If we stick with the comparison to cooking, I think AI is not like a cookbook, but like an air fryer.

A cookbook lets you cook like Thomas Keller or Eric Ripert or whoever because you get their exact recipes, even when those recipes have 18 steps and take 7 hours.

An air fryer lets anyone make something acceptably tasty in 20 minutes and with zero technique.

Imo this is what AI is doing for software building. It lets almost anyone build something that accomplishes a job. But we don't have to expect it to have scalable architecture, beautiful UI or follow security best practices.

I think part of the problem is that most software engineers rightfully care about these things for their jobs. But maybe they don't matter if you're building "home-cooked software".

The same way you can read cookbooks from 3 michelin star chefs and wonder if anyone will ever follow the recipes in them (check out Marc Pierre White recipes for an example).

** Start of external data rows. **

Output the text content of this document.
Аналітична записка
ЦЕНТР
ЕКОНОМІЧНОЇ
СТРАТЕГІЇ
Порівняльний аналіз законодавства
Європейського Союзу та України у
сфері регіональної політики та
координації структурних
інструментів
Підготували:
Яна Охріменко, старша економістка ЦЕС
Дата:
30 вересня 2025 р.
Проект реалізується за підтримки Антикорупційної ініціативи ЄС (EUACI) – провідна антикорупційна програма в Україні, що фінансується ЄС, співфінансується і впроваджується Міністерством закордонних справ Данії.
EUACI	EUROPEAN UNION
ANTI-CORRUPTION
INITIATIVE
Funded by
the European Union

I think the cooking metaphor is actively wrong.

Cooking (manually) takes skill (let's say that's a one-time thing you need to have acquired in the past) and then it needs time (repeatedly).

The outcome (food) is a temporary benefit.

Software meanwhile, in general, is written once in order to solve a problem at all, or make a task easier/more repeatable. The software is the cook, so to speak.

A more apt comparison would be to craft a cooking tool that makes your work easier, or possible at all. (e.g a pot)

> A more apt comparison would be to craft a cooking tool that makes your work easier, or possible at all. (e.g a pot)

Which is funny because almost nobody ever makes their own cooking tools. Most people are happy to buy off the shelf—just like software.

I don't disagree that the comparison isn't perfect, but your take just spelled out why this home-cooked software idea is pretty unlikely.

I think this is especially true because Gen Z/Alpha seem to actually be less tech-savvy than previous generations.

I reread that part of the post and this makes me disagree even more (not with you):

> The more that build software, the more who will appreciate using great software. Cooking at home makes you appreciate going out to eat.

Like.. no, I don't appreciate great cooking in restaurants.

I'm eating out because I hate cooking and I don't know how to cook certain things and with my tools I am not able to cook certain things. (e.g. good pizza). But the stuff I like cooking (and can do) is not worse than the same dish in a restaurant, sometimes I even prefer it. Same for software.

But I guess that's the thing. If I'm a professional software developer it would be kinda weird if I hated using my own home-made software? So maybe this is actually more true for people who just need a thing but can't do it without (AI) help?